I think the full quote in context is instructive. I'll copy from a post I made on Reddit on the topic:
There is no doubt that the grail of efficiency leads to abuse. Programmers waste enormous amounts of time thinking about, or worrying about, the speed of noncritical parts of their programs, and these attempts at efficiency actually have a strong negative impact when debugging and maintenance are considered. We should forget about small efficiencies, say about 97% of the time: premature optimization is the root of all evil.
Yet we should not pass up our opportunities in that critical 3%. A good programmer will not be lulled into complacency by such reasoning, he will be wise to look carefully at the critical code; but only after that code has been identified.
-- Donald Knuth, Structured Programming with go to Statements, ACM Computing Surveys, Vol 6, No. 4, Dec. 1974, p.268
The point, and implication, is that there are more important things to worry about than putting your attention to optimization too early.

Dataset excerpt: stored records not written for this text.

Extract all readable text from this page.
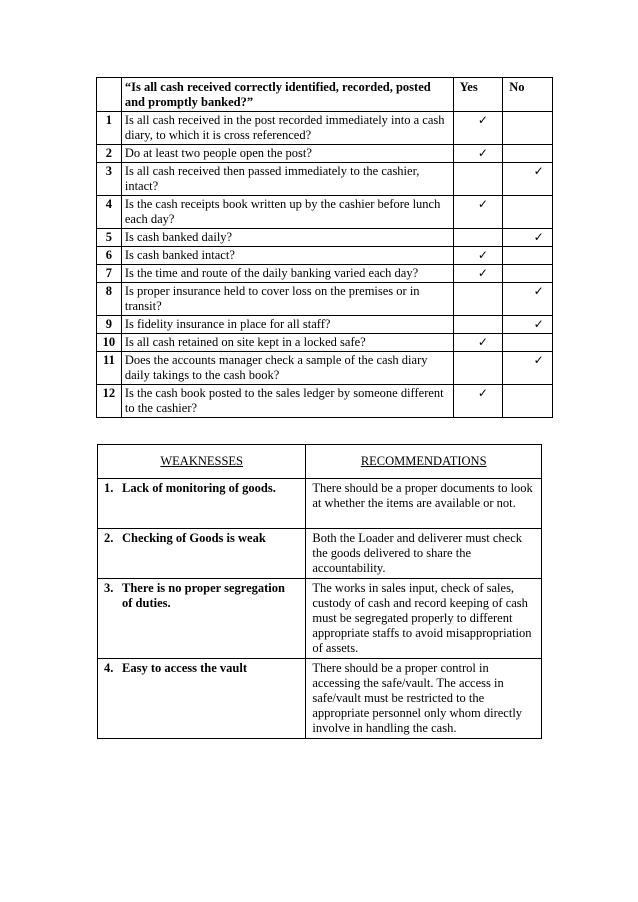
	“Is all cash received correctly identified, recorded, posted and promptly banked?”	Yes	No
1	Is all cash received in the post recorded immediately into a cash diary, to which it is cross referenced?	✓	
2	Do at least two people open the post?	✓	
3	Is all cash received then passed immediately to the cashier, intact?		✓
4	Is the cash receipts book written up by the cashier before lunch each day?	✓	
5	Is cash banked daily?		✓
6	Is cash banked intact?	✓	
7	Is the time and route of the daily banking varied each day?	✓	
8	Is proper insurance held to cover loss on the premises or in transit?		✓
9	Is fidelity insurance in place for all staff?		✓
10	Is all cash retained on site kept in a locked safe?	✓	
11	Does the accounts manager check a sample of the cash diary daily takings to the cash book?		✓
12	Is the cash book posted to the sales ledger by someone different to the cashier?	✓	
WEAKNESSES	RECOMMENDATIONS
1. Lack of monitoring of goods.	There should be a proper documents to look at whether the items are available or not.
2. Checking of Goods is weak	Both the Loader and deliverer must check the goods delivered to share the accountability.
3. There is no proper segregation of duties.	The works in sales input, check of sales, custody of cash and record keeping of cash must be segregated properly to different appropriate staffs to avoid misappropriation of assets.
4. Easy to access the vault	There should be a proper control in accessing the safe/vault. The access in safe/vault must be restricted to the appropriate personnel only whom directly involve in handling the cash.
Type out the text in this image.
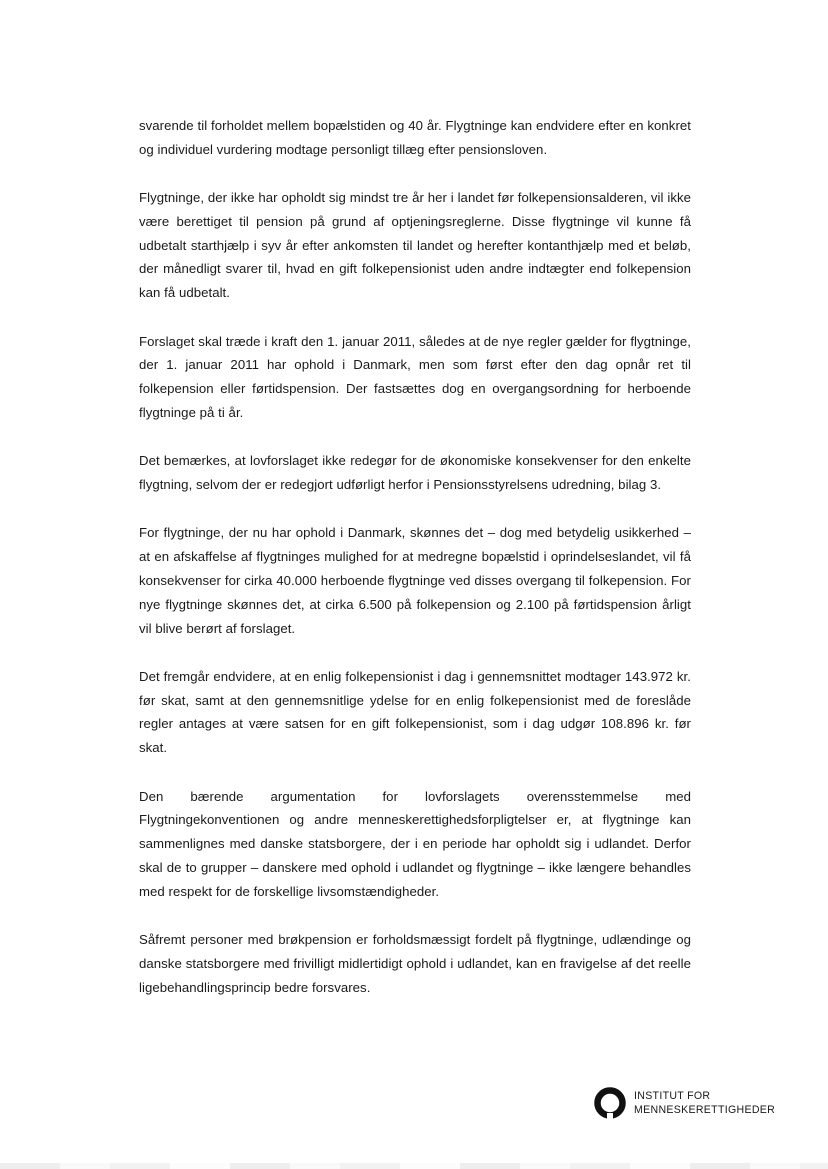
svarende til forholdet mellem bopælstiden og 40 år. Flygtninge kan endvidere efter en konkret og individuel vurdering modtage personligt tillæg efter pensionsloven.

Flygtninge, der ikke har opholdt sig mindst tre år her i landet før folkepensionsalderen, vil ikke være berettiget til pension på grund af optjeningsreglerne. Disse flygtninge vil kunne få udbetalt starthjælp i syv år efter ankomsten til landet og herefter kontanthjælp med et beløb, der månedligt svarer til, hvad en gift folkepensionist uden andre indtægter end folkepension kan få udbetalt.

Forslaget skal træde i kraft den 1. januar 2011, således at de nye regler gælder for flygtninge, der 1. januar 2011 har ophold i Danmark, men som først efter den dag opnår ret til folkepension eller førtidspension. Der fastsættes dog en overgangsordning for herboende flygtninge på ti år.

Det bemærkes, at lovforslaget ikke redegør for de økonomiske konsekvenser for den enkelte flygtning, selvom der er redegjort udførligt herfor i Pensionsstyrelsens udredning, bilag 3.

For flygtninge, der nu har ophold i Danmark, skønnes det – dog med betydelig usikkerhed – at en afskaffelse af flygtninges mulighed for at medregne bopælstid i oprindelseslandet, vil få konsekvenser for cirka 40.000 herboende flygtninge ved disses overgang til folkepension. For nye flygtninge skønnes det, at cirka 6.500 på folkepension og 2.100 på førtidspension årligt vil blive berørt af forslaget.

Det fremgår endvidere, at en enlig folkepensionist i dag i gennemsnittet modtager 143.972 kr. før skat, samt at den gennemsnitlige ydelse for en enlig folkepensionist med de foreslåde regler antages at være satsen for en gift folkepensionist, som i dag udgør 108.896 kr. før skat.

Den bærende argumentation for lovforslagets overensstemmelse med Flygtningekonventionen og andre menneskerettighedsforpligtelser er, at flygtninge kan sammenlignes med danske statsborgere, der i en periode har opholdt sig i udlandet. Derfor skal de to grupper – danskere med ophold i udlandet og flygtninge – ikke længere behandles med respekt for de forskellige livsomstændigheder.

Såfremt personer med brøkpension er forholdsmæssigt fordelt på flygtninge, udlændinge og danske statsborgere med frivilligt midlertidigt ophold i udlandet, kan en fravigelse af det reelle ligebehandlingsprincip bedre forsvares.

INSTITUT FOR
MENNESKERETTIGHEDER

Certainly, you should carefully consider your data structures and algorithms (this is in the 3%) but you shouldn't worry about whether subtraction is faster than modulo (this being in the 97%) until it becomes clear that low-level optimization is necessary.
The former is not necessarily optimization in the sense that your colleagues are thinking, but it is optimization in the sense that poorly-chosen algorithms and data structures are suboptimal.